Permaneçamos em Jesus e caminhemos sempre ao seu lado, e jamais erraremos o caminho certo para Deus, pois ele nos diz: “Permanecei em mim e eu permanecerei em vós”. (Jo 15,4-17). “Quem permanece dá fruto de vida eterna”. (Jo 15,16). Isso é fugir do pecado e não cairmos nos seus encantos que levam a morte. Coloquemos sempre Jesus no centro de nossa vida.
TEXTOS
BÍBLICOS:
Sobre o pecado:
- Gn 3,6-20 – O encanto do pecado e a punição de
Deus ao homem.
- Sl 36,2-5 – O sussurro do pecado.
- 1Jo 1,7-9 – Andar na luz.
- 1Jo 3,4-6 – Transgressão. Quem conhece a Deus
não peca.
- Rm 5,12-15 – Adão e Jesus. O pecado entrou no
mundo por Adão e a remissão por Jesus Cristo.
- Rm 6,12-14 – Ir contra o pecado não se
sujeitando as suas paixões.
- Cl 3,5-17 – Preceitos gerais da vida cristã.
Ir contra o pecado.
- Gl 5,19-26 – As obras da carne e os frutos do
Espírito.
- 2Cor 5,21 – Cristo homem. Deus o fez pecado
por nossa causa.
- Tg 1,13-15 – Sobre a tentação – Deus não tenta
a ninguém.
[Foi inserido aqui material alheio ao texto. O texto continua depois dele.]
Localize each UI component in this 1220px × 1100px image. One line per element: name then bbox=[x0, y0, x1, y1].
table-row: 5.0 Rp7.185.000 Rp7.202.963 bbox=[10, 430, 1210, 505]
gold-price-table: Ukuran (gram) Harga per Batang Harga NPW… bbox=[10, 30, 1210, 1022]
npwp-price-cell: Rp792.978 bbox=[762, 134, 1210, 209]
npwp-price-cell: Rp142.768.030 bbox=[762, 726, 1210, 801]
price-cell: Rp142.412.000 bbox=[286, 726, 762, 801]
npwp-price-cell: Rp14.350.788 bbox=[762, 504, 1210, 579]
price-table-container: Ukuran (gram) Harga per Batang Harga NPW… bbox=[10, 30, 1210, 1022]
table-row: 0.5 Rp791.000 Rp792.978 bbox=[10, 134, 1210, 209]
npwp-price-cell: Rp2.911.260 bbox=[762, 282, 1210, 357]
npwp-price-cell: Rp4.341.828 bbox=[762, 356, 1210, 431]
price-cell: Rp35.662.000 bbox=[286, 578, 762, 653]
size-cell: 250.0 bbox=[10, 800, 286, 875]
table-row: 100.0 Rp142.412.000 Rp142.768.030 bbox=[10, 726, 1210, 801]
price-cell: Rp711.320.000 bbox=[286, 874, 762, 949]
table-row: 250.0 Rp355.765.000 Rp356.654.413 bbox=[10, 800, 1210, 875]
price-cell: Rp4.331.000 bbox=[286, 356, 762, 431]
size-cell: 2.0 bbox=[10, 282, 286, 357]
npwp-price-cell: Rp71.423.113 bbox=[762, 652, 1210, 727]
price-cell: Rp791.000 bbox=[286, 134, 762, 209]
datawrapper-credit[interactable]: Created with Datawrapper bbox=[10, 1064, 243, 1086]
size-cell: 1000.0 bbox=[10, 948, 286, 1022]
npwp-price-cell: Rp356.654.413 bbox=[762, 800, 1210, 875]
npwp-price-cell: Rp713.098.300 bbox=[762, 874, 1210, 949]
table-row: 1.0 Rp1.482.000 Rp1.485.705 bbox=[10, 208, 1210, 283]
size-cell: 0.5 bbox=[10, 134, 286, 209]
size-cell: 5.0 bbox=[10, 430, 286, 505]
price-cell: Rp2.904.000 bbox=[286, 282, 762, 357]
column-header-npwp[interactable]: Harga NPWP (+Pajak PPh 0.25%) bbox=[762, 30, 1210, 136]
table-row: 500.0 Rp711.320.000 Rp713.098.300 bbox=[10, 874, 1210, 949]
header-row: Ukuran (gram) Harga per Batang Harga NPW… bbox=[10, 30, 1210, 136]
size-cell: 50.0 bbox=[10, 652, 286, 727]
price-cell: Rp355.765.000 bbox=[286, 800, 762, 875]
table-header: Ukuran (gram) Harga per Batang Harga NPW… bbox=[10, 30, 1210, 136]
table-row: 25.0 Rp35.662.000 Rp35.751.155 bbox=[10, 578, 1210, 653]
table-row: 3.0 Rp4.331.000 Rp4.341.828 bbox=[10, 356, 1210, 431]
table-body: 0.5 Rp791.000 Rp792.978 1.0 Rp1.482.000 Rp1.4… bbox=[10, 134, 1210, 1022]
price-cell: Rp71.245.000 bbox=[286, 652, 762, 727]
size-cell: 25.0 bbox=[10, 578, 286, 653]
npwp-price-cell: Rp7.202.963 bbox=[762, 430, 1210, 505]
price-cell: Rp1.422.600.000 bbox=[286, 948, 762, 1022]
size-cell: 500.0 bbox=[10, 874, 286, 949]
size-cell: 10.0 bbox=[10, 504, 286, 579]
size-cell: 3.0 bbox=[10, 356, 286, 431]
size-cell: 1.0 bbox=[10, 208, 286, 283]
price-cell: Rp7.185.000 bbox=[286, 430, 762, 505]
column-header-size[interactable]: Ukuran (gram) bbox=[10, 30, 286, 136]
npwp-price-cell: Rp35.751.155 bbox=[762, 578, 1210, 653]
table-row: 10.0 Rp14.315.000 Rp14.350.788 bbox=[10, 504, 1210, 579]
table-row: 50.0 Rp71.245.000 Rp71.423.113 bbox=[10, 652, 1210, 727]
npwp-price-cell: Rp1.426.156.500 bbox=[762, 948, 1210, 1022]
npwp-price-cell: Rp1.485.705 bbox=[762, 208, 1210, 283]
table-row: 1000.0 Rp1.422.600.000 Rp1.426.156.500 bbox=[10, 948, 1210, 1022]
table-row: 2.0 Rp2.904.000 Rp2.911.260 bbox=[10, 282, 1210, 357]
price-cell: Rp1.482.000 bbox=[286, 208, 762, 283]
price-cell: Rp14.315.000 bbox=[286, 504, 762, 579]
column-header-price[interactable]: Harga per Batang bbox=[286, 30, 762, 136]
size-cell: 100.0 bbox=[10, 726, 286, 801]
Cada qual é provado pela sua própria concupiscência que o arrasta e
seduz.
REFERÊNCIAS
BÍBLIA DE
JERUSALÉM. Nova edição, revista e ampliada. São Paulo: Paulus, 2002.
CATECISMO
DA IGREJA CATÓLICA. 3ª. ed. / Petrópolis: Vozes; São Paulo: Paulinas, Loyola,
Ave-Maria, 1993.
ENOUT,
Evangelista João. A Regra de São Bento. Latim-Português. Tradução D.
João Evangelista Enout, O.S.B; Rio de Janeiro: LUMEM CHRIST, 1992.
JONE-FOX,
Heriberto. Roberto. Compêndio da Moral Católica. Pe. Heriberto Jone O.M
Cap. / [traduzido da 10ª edição original e adaptado ao Código Civil Brasileiro
bem como às prescrições do Concílio Plenário pelo Pe. Roberto Fox SJ]. – Porto
Alegre: Edições A Nação, 1943.
RELATOS DE UM PEREGRINO RUSSO. Coleção: “A oração dos pobres” Edição Paulinas – São Paulo, 1985.